Hal böyle iken Konsey Başkanı Tusk’un ya “No Brexit” ya da “Hard Brexit” çıkışı İskoçların tedirginliğini daha da artırdı. Neden? “Hard Brexit” ve “Soft Brexit” kavramları, Brexit sonrası Birleşik Krallık ve AB ilişkilerinin niteliğini açıklamaya yönelik kavramlardır. "Soft Brexit",  Brexit sonrası taraflar arasında sıkı bir ilişki modelini ifade etmektedir; mesela Birleşik Krallık’ın İç Pazar içinde yer alması gibi. “Hard Brexit” ise Birleşik Krallık’ın Birlik açısından üçüncü devlet statüsüne dönüşmesidir;  Birleşik Krallık’ın İç Pazardan çıkarılması anlamına gelir.

Birleşik Krallık hükümetinin Brexit kararından vazgeçmemekte ısrarlı  olduğu, Birlik tarafı için de  "Soft Brexit" in kabul edilemez olduğu  göründüğüne göre, “No Brexit” ve “Soft Brexit” alternatifleri devre dışı demek. Halihazırda tek bir seçenek görünüyor; “Hard Brexit”.

Ancak İskoçya açısından “Hard Brexit”  Birlik ile müzakere edilecek bir hususunun bulunmaması demek. İşte bu husus İskoç milliyetçilerini harekete geçirdi. İskoçya’nın en güçlü partisi olan İskoç Milliyetçi Parti yetkilileri, “Hard Brexit” in İç Pazarın sağladığı avantajlara son verecek, ekonominin geneline ve istihdama darbe vuracak bir durum olduğunun altını çizerek, Birleşik Krallık hükümetinin mevcut tavrı devam ettikçe, İskoçya’nın bağımsız olma ihtimalinin artacağına işaret ettiler. İskoçya’nın bir önceki ilk bakanı Sturgeon’ın “Hard Brexit” i bir felaket olarak tanımladığının altını çizelim.

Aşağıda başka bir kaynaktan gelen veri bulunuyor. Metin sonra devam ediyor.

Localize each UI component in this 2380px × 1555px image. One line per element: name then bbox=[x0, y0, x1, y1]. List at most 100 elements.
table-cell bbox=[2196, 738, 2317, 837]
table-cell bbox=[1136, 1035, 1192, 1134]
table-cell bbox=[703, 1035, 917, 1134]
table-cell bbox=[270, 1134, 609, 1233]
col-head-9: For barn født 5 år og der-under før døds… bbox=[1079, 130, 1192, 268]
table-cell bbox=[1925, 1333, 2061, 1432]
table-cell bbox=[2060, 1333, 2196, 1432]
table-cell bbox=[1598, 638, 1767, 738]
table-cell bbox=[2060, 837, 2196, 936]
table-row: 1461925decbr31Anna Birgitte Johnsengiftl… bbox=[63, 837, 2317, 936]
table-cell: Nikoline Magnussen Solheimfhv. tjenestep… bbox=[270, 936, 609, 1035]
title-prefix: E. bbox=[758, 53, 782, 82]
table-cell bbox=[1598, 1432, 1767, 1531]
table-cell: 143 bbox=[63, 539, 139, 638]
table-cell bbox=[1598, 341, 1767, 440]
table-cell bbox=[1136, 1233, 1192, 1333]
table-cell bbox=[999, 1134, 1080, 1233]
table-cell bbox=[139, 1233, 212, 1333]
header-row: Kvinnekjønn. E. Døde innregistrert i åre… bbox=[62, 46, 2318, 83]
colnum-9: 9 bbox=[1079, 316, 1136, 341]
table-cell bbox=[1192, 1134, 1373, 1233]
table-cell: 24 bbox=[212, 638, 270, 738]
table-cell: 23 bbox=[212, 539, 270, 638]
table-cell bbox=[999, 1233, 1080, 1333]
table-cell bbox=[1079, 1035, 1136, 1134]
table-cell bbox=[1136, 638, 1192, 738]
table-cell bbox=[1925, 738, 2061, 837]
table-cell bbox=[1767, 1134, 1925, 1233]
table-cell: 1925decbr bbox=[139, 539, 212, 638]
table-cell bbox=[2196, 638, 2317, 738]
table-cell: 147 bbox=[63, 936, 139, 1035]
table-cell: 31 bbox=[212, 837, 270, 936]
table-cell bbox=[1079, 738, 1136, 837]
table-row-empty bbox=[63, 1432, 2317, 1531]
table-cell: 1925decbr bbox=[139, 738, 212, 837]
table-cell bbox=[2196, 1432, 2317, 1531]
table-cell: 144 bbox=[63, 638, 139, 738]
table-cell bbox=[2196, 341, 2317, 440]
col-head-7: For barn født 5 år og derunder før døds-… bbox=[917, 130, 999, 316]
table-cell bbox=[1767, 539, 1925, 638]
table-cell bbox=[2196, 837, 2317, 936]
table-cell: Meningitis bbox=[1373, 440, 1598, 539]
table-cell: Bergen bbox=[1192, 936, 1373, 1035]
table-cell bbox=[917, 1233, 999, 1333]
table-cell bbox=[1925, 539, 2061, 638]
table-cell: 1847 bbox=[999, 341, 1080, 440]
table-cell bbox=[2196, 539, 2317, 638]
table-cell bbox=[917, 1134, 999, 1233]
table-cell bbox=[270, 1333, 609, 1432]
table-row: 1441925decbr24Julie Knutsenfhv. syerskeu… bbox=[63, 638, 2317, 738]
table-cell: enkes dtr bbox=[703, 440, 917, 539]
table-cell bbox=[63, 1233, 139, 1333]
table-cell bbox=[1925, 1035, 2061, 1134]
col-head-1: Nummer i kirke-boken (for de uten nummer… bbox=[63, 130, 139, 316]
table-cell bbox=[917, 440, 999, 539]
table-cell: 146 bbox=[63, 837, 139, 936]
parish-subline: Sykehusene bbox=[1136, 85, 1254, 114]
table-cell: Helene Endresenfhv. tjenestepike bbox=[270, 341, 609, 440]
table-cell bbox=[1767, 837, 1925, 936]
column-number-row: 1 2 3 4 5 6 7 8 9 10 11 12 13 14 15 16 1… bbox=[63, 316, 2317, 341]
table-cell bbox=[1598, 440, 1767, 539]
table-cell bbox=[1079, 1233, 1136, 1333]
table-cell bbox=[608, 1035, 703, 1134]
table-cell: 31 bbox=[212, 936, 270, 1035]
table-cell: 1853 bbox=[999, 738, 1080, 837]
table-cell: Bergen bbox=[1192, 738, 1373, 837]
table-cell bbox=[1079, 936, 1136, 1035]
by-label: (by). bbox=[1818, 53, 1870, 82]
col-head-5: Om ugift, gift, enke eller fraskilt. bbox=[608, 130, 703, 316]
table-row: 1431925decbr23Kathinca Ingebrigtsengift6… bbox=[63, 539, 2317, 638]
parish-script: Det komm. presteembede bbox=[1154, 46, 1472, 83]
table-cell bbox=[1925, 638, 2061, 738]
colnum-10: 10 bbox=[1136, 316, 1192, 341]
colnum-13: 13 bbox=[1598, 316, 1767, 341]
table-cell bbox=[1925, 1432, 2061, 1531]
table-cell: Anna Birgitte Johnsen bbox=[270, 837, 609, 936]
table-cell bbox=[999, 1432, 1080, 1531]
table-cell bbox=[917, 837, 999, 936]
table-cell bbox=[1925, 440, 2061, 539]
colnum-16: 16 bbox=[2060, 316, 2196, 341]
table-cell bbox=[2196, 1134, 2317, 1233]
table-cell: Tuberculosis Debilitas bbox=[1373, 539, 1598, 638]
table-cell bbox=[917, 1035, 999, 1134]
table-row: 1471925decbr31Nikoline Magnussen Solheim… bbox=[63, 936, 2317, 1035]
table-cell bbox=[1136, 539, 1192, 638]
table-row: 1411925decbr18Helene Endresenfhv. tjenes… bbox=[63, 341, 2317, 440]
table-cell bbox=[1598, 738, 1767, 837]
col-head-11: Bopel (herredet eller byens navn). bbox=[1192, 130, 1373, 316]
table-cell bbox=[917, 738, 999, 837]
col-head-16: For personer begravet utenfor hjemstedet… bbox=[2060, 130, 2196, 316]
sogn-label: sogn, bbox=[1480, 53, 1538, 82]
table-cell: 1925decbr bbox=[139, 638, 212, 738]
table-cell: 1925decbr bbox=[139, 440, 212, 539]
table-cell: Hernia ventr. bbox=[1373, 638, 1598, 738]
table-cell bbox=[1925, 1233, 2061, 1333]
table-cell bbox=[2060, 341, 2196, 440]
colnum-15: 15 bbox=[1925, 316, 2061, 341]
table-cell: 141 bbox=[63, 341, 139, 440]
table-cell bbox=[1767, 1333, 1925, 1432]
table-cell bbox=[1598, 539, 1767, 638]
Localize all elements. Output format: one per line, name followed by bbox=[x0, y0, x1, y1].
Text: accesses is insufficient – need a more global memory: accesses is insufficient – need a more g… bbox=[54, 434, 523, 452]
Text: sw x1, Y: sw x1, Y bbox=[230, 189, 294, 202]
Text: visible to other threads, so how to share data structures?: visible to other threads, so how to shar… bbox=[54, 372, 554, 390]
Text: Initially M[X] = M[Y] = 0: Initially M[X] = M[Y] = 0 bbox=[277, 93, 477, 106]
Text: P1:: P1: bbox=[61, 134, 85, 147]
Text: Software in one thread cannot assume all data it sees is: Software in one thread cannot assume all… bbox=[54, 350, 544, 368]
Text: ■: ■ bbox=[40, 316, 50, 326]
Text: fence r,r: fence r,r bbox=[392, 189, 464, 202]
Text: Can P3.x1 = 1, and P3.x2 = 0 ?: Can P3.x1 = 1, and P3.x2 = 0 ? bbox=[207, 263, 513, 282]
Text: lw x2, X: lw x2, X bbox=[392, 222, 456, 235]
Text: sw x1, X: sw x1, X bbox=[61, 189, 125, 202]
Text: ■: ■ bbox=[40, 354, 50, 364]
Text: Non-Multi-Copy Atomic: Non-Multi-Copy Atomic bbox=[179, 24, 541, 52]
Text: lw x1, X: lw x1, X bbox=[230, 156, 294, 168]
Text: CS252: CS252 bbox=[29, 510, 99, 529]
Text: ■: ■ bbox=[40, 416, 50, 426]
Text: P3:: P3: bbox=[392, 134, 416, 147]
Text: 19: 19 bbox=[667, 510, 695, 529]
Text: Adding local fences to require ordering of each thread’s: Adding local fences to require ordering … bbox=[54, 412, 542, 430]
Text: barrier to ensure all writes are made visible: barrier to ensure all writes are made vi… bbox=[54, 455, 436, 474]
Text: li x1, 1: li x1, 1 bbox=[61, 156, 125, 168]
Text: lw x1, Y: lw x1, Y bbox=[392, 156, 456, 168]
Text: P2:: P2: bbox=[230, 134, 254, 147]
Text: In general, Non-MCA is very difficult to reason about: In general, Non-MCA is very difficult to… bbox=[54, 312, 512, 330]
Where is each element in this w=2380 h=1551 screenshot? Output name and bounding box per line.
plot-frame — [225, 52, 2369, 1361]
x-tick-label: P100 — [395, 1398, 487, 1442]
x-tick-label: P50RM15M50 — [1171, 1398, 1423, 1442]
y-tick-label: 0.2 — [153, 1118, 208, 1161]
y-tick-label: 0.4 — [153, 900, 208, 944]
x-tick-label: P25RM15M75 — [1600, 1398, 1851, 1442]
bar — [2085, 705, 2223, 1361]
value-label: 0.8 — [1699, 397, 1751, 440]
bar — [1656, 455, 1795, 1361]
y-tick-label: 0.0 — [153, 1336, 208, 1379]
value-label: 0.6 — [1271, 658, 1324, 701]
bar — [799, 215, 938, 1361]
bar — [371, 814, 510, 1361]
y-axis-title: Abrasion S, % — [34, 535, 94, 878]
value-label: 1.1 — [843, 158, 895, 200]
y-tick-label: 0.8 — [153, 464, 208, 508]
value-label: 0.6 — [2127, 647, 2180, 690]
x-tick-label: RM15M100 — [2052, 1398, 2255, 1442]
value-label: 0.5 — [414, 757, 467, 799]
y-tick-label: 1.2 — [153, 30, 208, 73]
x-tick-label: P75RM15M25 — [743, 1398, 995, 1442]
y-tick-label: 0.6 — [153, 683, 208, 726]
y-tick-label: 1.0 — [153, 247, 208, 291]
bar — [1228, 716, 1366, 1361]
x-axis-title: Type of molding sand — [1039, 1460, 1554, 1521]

Birleşik Krallık’tan gelen haberler, İskoç ilk bakanı Sturgeon’ın ikinci bir İskoç bağımsızlık referandumu için gerekli prosedürü başlattığı yönünde.

Durumu İskoç Milliyetçi Parti’nin bir yetkilisi  gayet net olarak özetliyor: “ Biz Avrupa Birliği’nden ayrılmakta olan bir devletten ayrılmakta olan bir devletiz.”

Brexit ve dolayısıyla İskoçların bağımsızlığı Avrupa Birliği için iki kat zorlu bir süreç demek; bir tarafta Birleşik Krallık’ın ayrılma müzakerelerini yürütürken, diğer tarafta İskoçya’nın katılım müzakerelerini yürütmek zorunda kalabilir.